In a letter dated March 6 and signed by over 100 mayors across the nation – including six from South Dakota – addressed to members of Congress, the mayors urged Congress to not privatize air traffic control.
The letter comes as Congress is set to reauthorize the Federal Aviation Administration.
The letter was primarily addressed to Sen. John Thune, R-S.D, and Sen. Bill Nelson, D-Fla. Thune is the chairman of the Committee on Commerce, Science, and Transportation, the legislative body charged with overseeing aviation matters. Nelson is a ranking Democrat on the committee.
Thorson, along with the other mayors, argued privatization of air traffic control would negatively affect smaller airports such as Watertown’s.
“Privatization would hand over decisions about infrastructure funding, taxes and fees, consumer complaints, noise, and many other priorities, to a board of private interests dominated by the commercial airlines,” the letter states. “These are the same airlines that have cut back flights to smaller communities by more than 20 percent in recent years, and have stated their intent to divert investment from small and mid-sized communities to large ones where the airlines are most profitable.”
Speaking with the Public Opinion earlier this week, Thorson added his belief that Congress shouldn’t change a system that has worked fine for Watertown and cities with airports of similar size.
“We feel as a group that air traffic control should remain under congressional oversight. We’re asking Congress to support leaving the system as it is,” Thorson said.

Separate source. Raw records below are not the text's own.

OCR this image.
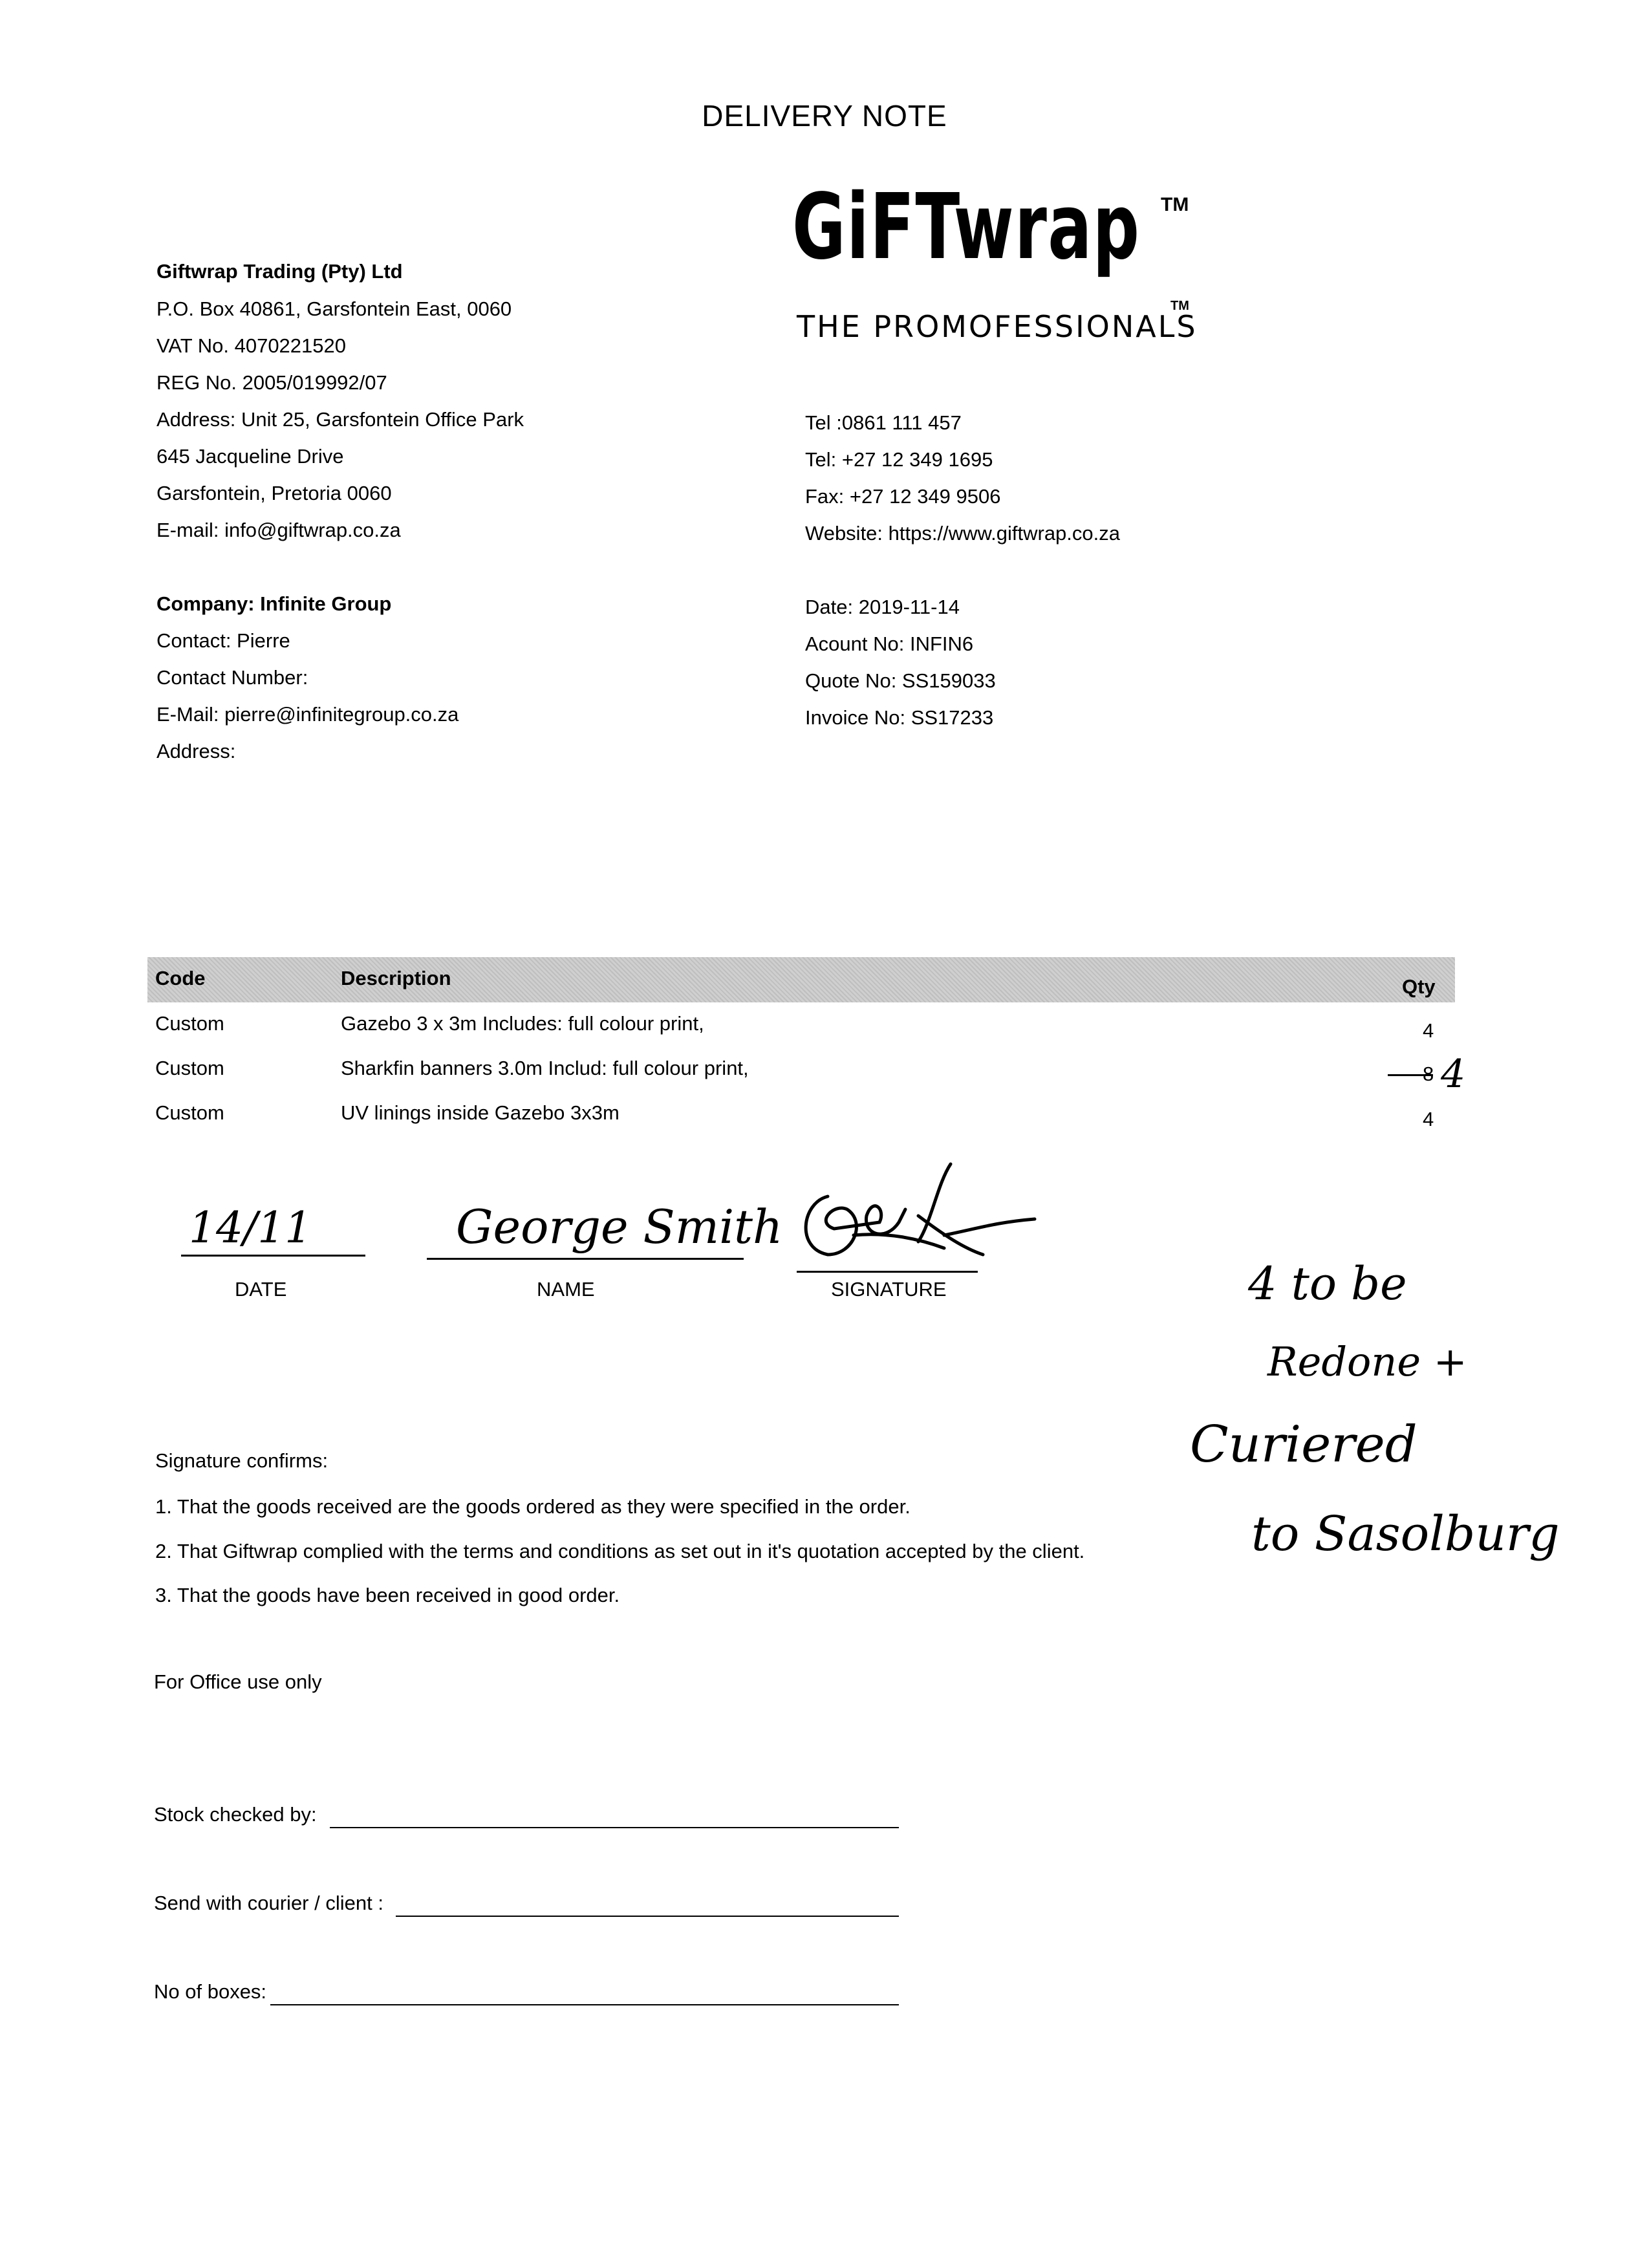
DELIVERY NOTE
GiFTwrap TM
THE PROMOFESSIONALS
TM
Giftwrap Trading (Pty) Ltd
P.O. Box 40861, Garsfontein East, 0060
VAT No. 4070221520
REG No. 2005/019992/07
Address: Unit 25, Garsfontein Office Park
645 Jacqueline Drive
Garsfontein, Pretoria 0060
E-mail: info@giftwrap.co.za
Tel :0861 111 457
Tel: +27 12 349 1695
Fax: +27 12 349 9506
Website: https://www.giftwrap.co.za
Company: Infinite Group
Contact: Pierre
Contact Number:
E-Mail: pierre@infinitegroup.co.za
Address:
Date: 2019-11-14
Acount No: INFIN6
Quote No: SS159033
Invoice No: SS17233
Code	Description	Qty
Custom	Gazebo 3 x 3m Includes: full colour print,	4
Custom	Sharkfin banners 3.0m Includ: full colour print,	8 4
Custom	UV linings inside Gazebo 3x3m	4
14/11
DATE
George Smith
NAME	SIGNATURE	4 to be
Redone +
Curiered
to Sasolburg
Signature confirms:
1. That the goods received are the goods ordered as they were specified in the order.
2. That Giftwrap complied with the terms and conditions as set out in it's quotation accepted by the client.
3. That the goods have been received in good order.
For Office use only
Stock checked by:
Send with courier / client :
No of boxes:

Watertown doesn’t have an air traffic controller on site. Instead, the city relies on controllers in Minneapolis to keep the skies in order and relay information back to Watertown and planes using Watertown Regional Airport.
With thousands of airports dotting the United States, Thorson believes that a central government body in Congress is needed to provide oversight to an industry tasked with ensuring the safety of aviation employees and passengers.
“I understand that private businesses sometimes work better. But air traffic control is really a business that is run independently of all others,” Thorson said. “This is such a huge thing for the entire United States. I think our air traffic control still needs somebody looking over the top of them and saying ‘Why are you doing this or that?’ It’s just kind of the watchdog side.”
If privatization of air traffic control were to occur, the letter noted that costs and access would be a concern, comparing a theoretical United States privatization system unfavorably to those systems already in place in Canada and the United Kingdom.
“We are also concerned about costs and access,” the letter states. “For example, the Canadian privatized system, which is often held up as the system the U.S. should emulate, is more expensive than the system we have in the U.S. by miles flown. In the U.K., that system has seen ‘more delays, higher fares and reduced connectivity’ at London’s airports since privatization.
“While we all agree that modernizing our air traffic control system and investing in American infrastructure should be among our highest priorities, privatization is not the answer,” the letter concluded.
Under the current act, the FAA is authorized to operate up to Sept. 30.